The hottest defence

Yes, we did make it, to the year’s hottest defence. In the midst of a continental heatwave four of us from Scotland sweated our way through the kitchen duties and the astrophysical elements of Daughter’s PhD defence, in those woods on the outskirts of Geneva. Our two guests had not imagined anything like what they found…

Observatoire de Geneve

Dr Son was unable to make it, having some prior date with Daniel Hahn. Which is understandable. Dr Dodo was off to a dark corner of the US. We did, however, have the company of Cousin Riverside and Helen Grant, without whom we would most likely have ended up as two sad puddles on the Observatory floor. I don’t have words to describe how wonderful they were.

But I will obviously do so, anyway.

Serendipitously I had last year’s dress rehearsal to guide me, and as I cleverly managed to have knee issues on the day, I mostly directed the others from my spot in the kitchen, where our multitalented linguist Helen quickly grasped the finer details of the dishwasher instructions from the Observatory’s ‘dinner lady.’

Tables were shifted and food laid out. Riverside opened wine bottles, Helen threw streamers and I blew up the balloons. The Resident IT Consultant did much running and lifting. Daughter lined up her fan – the kind that blows cold air at you – plus her large bottle of Evian and her slides, and even remembered to change out of her ‘pyjamas’ before we trooped into the Aula to hear her talk on planets and stars.

Helen's PhD defence

45 minutes later, the 45 minutes for questions from the six-strong jury grew to over an hour, followed by a half hour of deliberation. We used the time for progressing the wine and nibbles, making sure nothing melted too much.

Helen's PhD defence

Helen's PhD defence

And then it was back to the Aula for the verdict, which was ‘très bien’ which is just as well, as there was no need for any rash action from me. Hands were shaken, the thank you speech was delivered, and so were countless – mostly Moomin – gifts. Unicorn slippers. (I waited until Dr Daughter came upstairs to hand over my flamingo…)

Helen's PhD defence

Helen's PhD defence

Wine was drunk, and much water, and the nibbles were nearly all eaten. There was even some haggis, which people enjoyed. (Presumably because they didn’t understand what it was.) There was chatting.

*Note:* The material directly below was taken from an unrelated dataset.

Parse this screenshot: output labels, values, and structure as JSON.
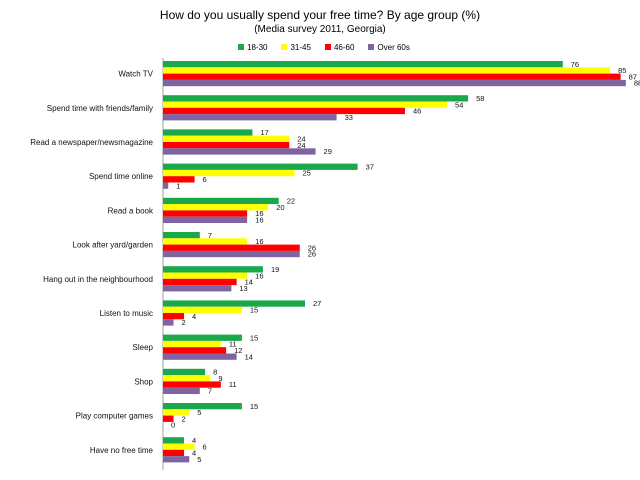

Eventually we – by which I mean the other three – cleared things away, and then we got into the car to go to Geneva for a post-doctoral dinner at Little India. Dr Daughter guided the Resident IT Consultant past all the roadworks, and then we hopped out, leaving Helen Grant to assist him with finding a parking space!

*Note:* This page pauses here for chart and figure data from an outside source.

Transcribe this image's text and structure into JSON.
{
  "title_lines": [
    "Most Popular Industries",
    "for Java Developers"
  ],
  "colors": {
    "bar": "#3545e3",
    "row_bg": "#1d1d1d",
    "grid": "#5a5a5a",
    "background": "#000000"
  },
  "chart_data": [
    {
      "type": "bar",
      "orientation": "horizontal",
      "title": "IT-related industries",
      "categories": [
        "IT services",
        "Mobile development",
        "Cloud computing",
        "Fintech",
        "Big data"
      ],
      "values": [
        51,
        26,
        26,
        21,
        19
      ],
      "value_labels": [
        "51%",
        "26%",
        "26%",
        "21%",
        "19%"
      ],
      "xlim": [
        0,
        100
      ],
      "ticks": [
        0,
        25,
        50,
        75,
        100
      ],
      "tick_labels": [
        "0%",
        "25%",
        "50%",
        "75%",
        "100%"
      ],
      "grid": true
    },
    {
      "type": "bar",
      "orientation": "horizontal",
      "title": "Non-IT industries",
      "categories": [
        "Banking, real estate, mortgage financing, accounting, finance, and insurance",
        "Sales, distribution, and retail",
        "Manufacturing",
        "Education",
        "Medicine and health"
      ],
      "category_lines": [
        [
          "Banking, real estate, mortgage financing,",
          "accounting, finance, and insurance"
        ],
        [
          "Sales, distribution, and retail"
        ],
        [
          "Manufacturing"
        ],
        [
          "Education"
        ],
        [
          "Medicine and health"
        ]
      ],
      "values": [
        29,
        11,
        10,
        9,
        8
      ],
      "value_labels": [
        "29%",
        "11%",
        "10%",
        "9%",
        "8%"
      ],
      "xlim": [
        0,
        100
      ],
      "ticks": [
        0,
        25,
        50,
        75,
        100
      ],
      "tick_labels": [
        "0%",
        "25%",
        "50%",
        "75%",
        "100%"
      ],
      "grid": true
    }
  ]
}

A very nice meal was had by all who came, including five sixths of the jury and those friends who had not decamped to see the solar eclipse in Chile.

Helen's PhD defence

After all this we were suitably tired. And, er, sweaty beyond belief.

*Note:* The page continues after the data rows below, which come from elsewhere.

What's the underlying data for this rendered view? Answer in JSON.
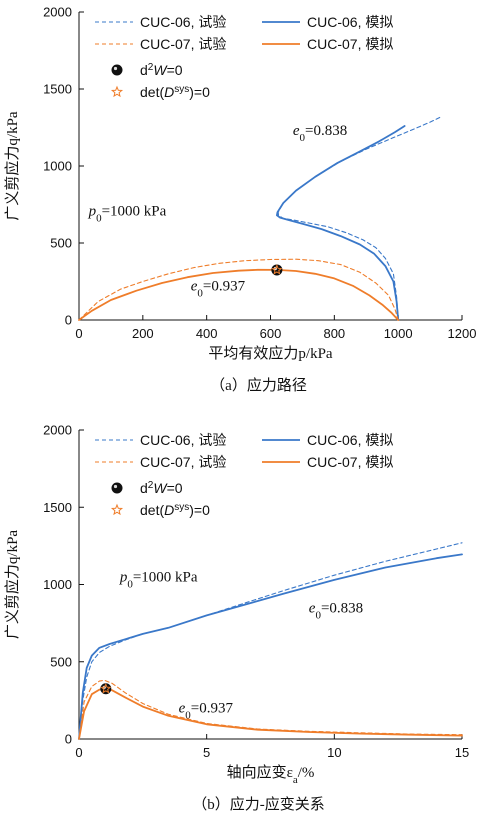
{
  "colors": {
    "cuc06": "#3a78c9",
    "cuc07": "#ef7d2a",
    "axis": "#111111"
  },
  "chart_data": [
    {
      "type": "line",
      "caption": "（a）应力路径",
      "xlabel": "平均有效应力p/kPa",
      "ylabel": "广义剪应力q/kPa",
      "xlim": [
        0,
        1200
      ],
      "ylim": [
        0,
        2000
      ],
      "xticks": [
        0,
        200,
        400,
        600,
        800,
        1000,
        1200
      ],
      "yticks": [
        0,
        500,
        1000,
        1500,
        2000
      ],
      "legend_position": "top-left",
      "grid": false,
      "annotations": [
        {
          "text": "e0=0.838",
          "main": "e",
          "sub": "0",
          "rest": "=0.838",
          "x": 670,
          "y": 1200
        },
        {
          "text": "p0=1000 kPa",
          "main": "p",
          "sub": "0",
          "rest": "=1000 kPa",
          "x": 30,
          "y": 680
        },
        {
          "text": "e0=0.937",
          "main": "e",
          "sub": "0",
          "rest": "=0.937",
          "x": 350,
          "y": 190
        }
      ],
      "markers": [
        {
          "type": "d2W",
          "x": 620,
          "y": 325
        },
        {
          "type": "det",
          "x": 620,
          "y": 325
        }
      ],
      "series": [
        {
          "name": "CUC-06, 试验",
          "key": "cuc06",
          "style": "dashed",
          "x": [
            1000,
            995,
            985,
            960,
            930,
            890,
            840,
            780,
            720,
            670,
            640,
            625,
            624,
            640,
            680,
            740,
            820,
            900,
            980,
            1050,
            1100,
            1130
          ],
          "y": [
            0,
            150,
            300,
            400,
            470,
            520,
            565,
            605,
            630,
            650,
            660,
            680,
            700,
            760,
            840,
            930,
            1030,
            1110,
            1180,
            1240,
            1285,
            1315
          ]
        },
        {
          "name": "CUC-06, 模拟",
          "key": "cuc06",
          "style": "solid",
          "x": [
            1000,
            995,
            985,
            960,
            925,
            880,
            820,
            760,
            700,
            655,
            630,
            620,
            622,
            640,
            680,
            740,
            810,
            880,
            940,
            990,
            1020
          ],
          "y": [
            0,
            120,
            250,
            350,
            430,
            490,
            545,
            590,
            625,
            650,
            665,
            680,
            700,
            760,
            840,
            930,
            1020,
            1095,
            1160,
            1220,
            1260
          ]
        },
        {
          "name": "CUC-07, 试验",
          "key": "cuc07",
          "style": "dashed",
          "x": [
            0,
            60,
            130,
            200,
            280,
            360,
            440,
            520,
            600,
            680,
            750,
            820,
            880,
            930,
            970,
            990,
            1000
          ],
          "y": [
            0,
            120,
            200,
            250,
            300,
            340,
            368,
            385,
            393,
            395,
            385,
            360,
            310,
            240,
            160,
            70,
            0
          ]
        },
        {
          "name": "CUC-07, 模拟",
          "key": "cuc07",
          "style": "solid",
          "x": [
            0,
            40,
            100,
            180,
            260,
            340,
            420,
            500,
            560,
            620,
            680,
            740,
            800,
            860,
            910,
            950,
            980,
            1000
          ],
          "y": [
            0,
            60,
            130,
            190,
            240,
            278,
            305,
            320,
            326,
            325,
            318,
            300,
            270,
            220,
            160,
            100,
            45,
            0
          ]
        }
      ]
    },
    {
      "type": "line",
      "caption": "（b）应力-应变关系",
      "xlabel": "轴向应变εa/%",
      "xlabel_main": "轴向应变ε",
      "xlabel_sub": "a",
      "xlabel_tail": "/%",
      "ylabel": "广义剪应力q/kPa",
      "xlim": [
        0,
        15
      ],
      "ylim": [
        0,
        2000
      ],
      "xticks": [
        0,
        5,
        10,
        15
      ],
      "yticks": [
        0,
        500,
        1000,
        1500,
        2000
      ],
      "legend_position": "top-left",
      "grid": false,
      "annotations": [
        {
          "text": "p0=1000 kPa",
          "main": "p",
          "sub": "0",
          "rest": "=1000 kPa",
          "x": 1.6,
          "y": 1020
        },
        {
          "text": "e0=0.838",
          "main": "e",
          "sub": "0",
          "rest": "=0.838",
          "x": 9.0,
          "y": 820
        },
        {
          "text": "e0=0.937",
          "main": "e",
          "sub": "0",
          "rest": "=0.937",
          "x": 3.9,
          "y": 170
        }
      ],
      "markers": [
        {
          "type": "d2W",
          "x": 1.05,
          "y": 325
        },
        {
          "type": "det",
          "x": 1.05,
          "y": 325
        }
      ],
      "series": [
        {
          "name": "CUC-06, 试验",
          "key": "cuc06",
          "style": "dashed",
          "x": [
            0,
            0.15,
            0.3,
            0.5,
            0.8,
            1.2,
            1.8,
            2.5,
            3.5,
            5,
            6.5,
            8,
            10,
            12,
            14,
            15
          ],
          "y": [
            0,
            250,
            400,
            500,
            560,
            600,
            640,
            680,
            720,
            800,
            880,
            960,
            1060,
            1150,
            1230,
            1270
          ]
        },
        {
          "name": "CUC-06, 模拟",
          "key": "cuc06",
          "style": "solid",
          "x": [
            0,
            0.15,
            0.3,
            0.5,
            0.8,
            1.2,
            1.8,
            2.5,
            3.5,
            5,
            6.5,
            8,
            10,
            12,
            14,
            15
          ],
          "y": [
            0,
            300,
            460,
            540,
            590,
            615,
            645,
            680,
            720,
            800,
            870,
            940,
            1030,
            1110,
            1170,
            1195
          ]
        },
        {
          "name": "CUC-07, 试验",
          "key": "cuc07",
          "style": "dashed",
          "x": [
            0,
            0.2,
            0.5,
            0.8,
            1.0,
            1.3,
            1.8,
            2.5,
            3.5,
            5,
            7,
            9,
            11,
            13,
            15
          ],
          "y": [
            0,
            240,
            340,
            375,
            380,
            360,
            300,
            230,
            160,
            100,
            65,
            50,
            40,
            32,
            28
          ]
        },
        {
          "name": "CUC-07, 模拟",
          "key": "cuc07",
          "style": "solid",
          "x": [
            0,
            0.2,
            0.5,
            0.8,
            1.05,
            1.3,
            1.8,
            2.5,
            3.5,
            5,
            7,
            9,
            11,
            13,
            15
          ],
          "y": [
            0,
            180,
            290,
            320,
            325,
            315,
            270,
            210,
            150,
            95,
            60,
            45,
            35,
            28,
            22
          ]
        }
      ]
    }
  ]
}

Massive thanks to Helen Grant for doing photography duty as well. And to Riverside for being so calm and well organised.

Helen's PhD defence

(You have to admire their colour coordination!)

2 responses to “The hottest defence

  1. Father of Dodo

    Congratulations to Dr Daughter.

    Now you too can use the Doctor Who joke when someone rings to talk to the Doctor. Or maybe Witch Doctor?

  2. That would be me.
    There is – I am sure – such a thing as too many doctors. Wish you’d been there! Then more of us could have melted.